Goons: Legends & Mayhem pitches itself as a 3v3 hockey game played against one goalie on half of the rink. The single player mode is supposed to be mostly an extended tutorial to help you learn the mechanics of how to play multiplayer, but the campaign doesn’t ever actually have you play a match that has all of those features. This is a strange game.

Most of your time in Goons single player will be spent in combat, for some reason. This most often means skating around lakes and fighting waves of three different enemy types until the game decides you can move on. I think this idea could have worked considering how big of a role fights play in the hockey stereotype, but Goons just doesn’t do anywhere near enough with its systems for how often it makes you fight these enemies. Since you can spawn infinite pucks and quick shots automatically aim at the nearest enemy, two of the three enemy types can be easily defeated by just mashing shoot until you win. The third type is immune to quick shots, but too slow to pose any threat, so you can just save it for last and kill it with your special. None of this is ever interesting, but you probably spend half of the campaign doing it.

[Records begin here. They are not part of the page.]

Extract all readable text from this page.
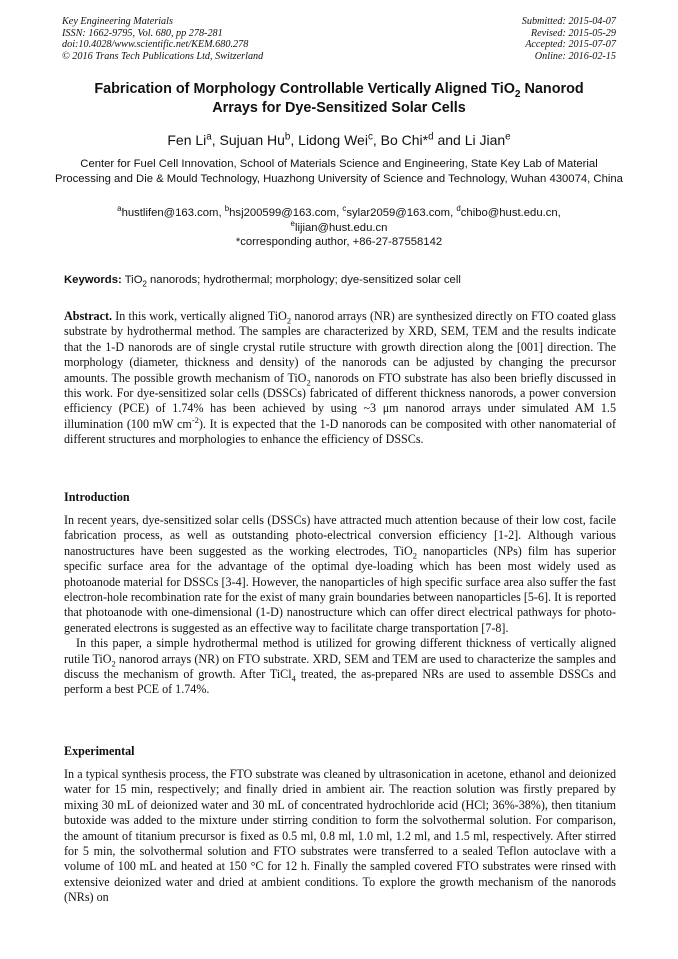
Key Engineering Materials
ISSN: 1662-9795, Vol. 680, pp 278-281
doi:10.4028/www.scientific.net/KEM.680.278
© 2016 Trans Tech Publications Ltd, Switzerland
Submitted: 2015-04-07
Revised: 2015-05-29
Accepted: 2015-07-07
Online: 2016-02-15
Fabrication of Morphology Controllable Vertically Aligned TiO$_2$ Nanorod
Arrays for Dye-Sensitized Solar Cells
Fen Li$^a$, Sujuan Hu$^b$, Lidong Wei$^c$, Bo Chi*$^d$ and Li Jian$^e$
Center for Fuel Cell Innovation, School of Materials Science and Engineering, State Key Lab of Material Processing and Die & Mould Technology, Huazhong University of Science and Technology, Wuhan 430074, China
$^a$hustlifen@163.com, $^b$hsj200599@163.com, $^c$sylar2059@163.com, $^d$chibo@hust.edu.cn,
$^e$lijian@hust.edu.cn
*corresponding author, +86-27-87558142
Keywords: TiO$_2$ nanorods; hydrothermal; morphology; dye-sensitized solar cell

Abstract. In this work, vertically aligned TiO$_2$ nanorod arrays (NR) are synthesized directly on FTO coated glass substrate by hydrothermal method. The samples are characterized by XRD, SEM, TEM and the results indicate that the 1-D nanorods are of single crystal rutile structure with growth direction along the [001] direction. The morphology (diameter, thickness and density) of the nanorods can be adjusted by changing the precursor amounts. The possible growth mechanism of TiO$_2$ nanorods on FTO substrate has also been briefly discussed in this work. For dye-sensitized solar cells (DSSCs) fabricated of different thickness nanorods, a power conversion efficiency (PCE) of 1.74% has been achieved by using ~3 μm nanorod arrays under simulated AM 1.5 illumination (100 mW $cm^{-2}$). It is expected that the 1-D nanorods can be composited with other nanomaterial of different structures and morphologies to enhance the efficiency of DSSCs.

Introduction

In recent years, dye-sensitized solar cells (DSSCs) have attracted much attention because of their low cost, facile fabrication process, as well as outstanding photo-electrical conversion efficiency [1-2]. Although various nanostructures have been suggested as the working electrodes, TiO$_2$ nanoparticles (NPs) film has superior specific surface area for the advantage of the optimal dye-loading which has been most widely used as photoanode material for DSSCs [3-4]. However, the nanoparticles of high specific surface area also suffer the fast electron-hole recombination rate for the exist of many grain boundaries between nanoparticles [5-6]. It is reported that photoanode with one-dimensional (1-D) nanostructure which can offer direct electrical pathways for photo-generated electrons is suggested as an effective way to facilitate charge transportation [7-8].

In this paper, a simple hydrothermal method is utilized for growing different thickness of vertically aligned rutile TiO$_2$ nanorod arrays (NR) on FTO substrate. XRD, SEM and TEM are used to characterize the samples and discuss the mechanism of growth. After TiCl$_4$ treated, the as-prepared NRs are used to assemble DSSCs and perform a best PCE of 1.74%.

Experimental

In a typical synthesis process, the FTO substrate was cleaned by ultrasonication in acetone, ethanol and deionized water for 15 min, respectively; and finally dried in ambient air. The reaction solution was firstly prepared by mixing 30 mL of deionized water and 30 mL of concentrated hydrochloride acid (HCl; 36%-38%), then titanium butoxide was added to the mixture under stirring condition to form the solvothermal solution. For comparison, the amount of titanium precursor is fixed as 0.5 ml, 0.8 ml, 1.0 ml, 1.2 ml, and 1.5 ml, respectively. After stirred for 5 min, the solvothermal solution and FTO substrates were transferred to a sealed Teflon autoclave with a volume of 100 mL and heated at 150 °C for 12 h. Finally the sampled covered FTO substrates were rinsed with extensive deionized water and dried at ambient conditions. To explore the growth mechanism of the nanorods (NRs) on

Besides a couple of minigames that aren’t really worth mentioning, the other piece of unique campaign content is the boss fights. These are creative, but most of them also amount to pressing shoot a bunch until the boss is weakened and then launching a slap shot. They’re better than the fights since the visuals are unique and you usually have at least a small puzzle to work out, but they’re still nothing particularly special.
The campaign also throws you into a bunch of hockey matches that deviate from the rules of the main game by either having fewer players per team or by being played on a full rink. I’m not sure why it never has the proper 3v3 half rink mode that the game is supposed to be about, but it gets close enough that you can tell it needed more time in the oven. The main problem is that it never feels very skill-based. Face offs are won by rock paper scissors, so those are just straight RNG, but CPU players on both teams are pretty terrible about working themselves into shooting positions, so for the most part both sides are just shooting right at the goalie and hoping for the best. I ended up finding that the most reliable strategy was to just constantly mash the check button when I didn’t have the puck and constantly mash shoot when I did. Mashing check would usually result in a takeaway before too long and mashing shoot would mean I probably score if a rebound happens to come back to me. It’s not very fun to play this way, but it’s far more reliable than passing to the AI that refuses to ever be anywhere useful.

Conclusion
I do think there’s a little bit of fun to be had here if you somehow have at least four people who want to play and can fill out a match with two or more human players per side. It still won’t be very deep, let alone as good as something like Tape to Tape, but it could be fun for a bit. I don’t recommend playing against bots at all, and finding another group to play against online is probably hopeless. The single player is not worth the price of entry on its own unless you enjoy the writing far more than I did, but you can at least get a sense of the game’s humor within the first five minutes. Unfortunately, there’s not much positive I can say about Goons.
Rating: 50%
Time to beat: 2 hours for the campaign, but I mashed through almost all the cutscenes. Maybe another 1-1.5 hours if you read it all.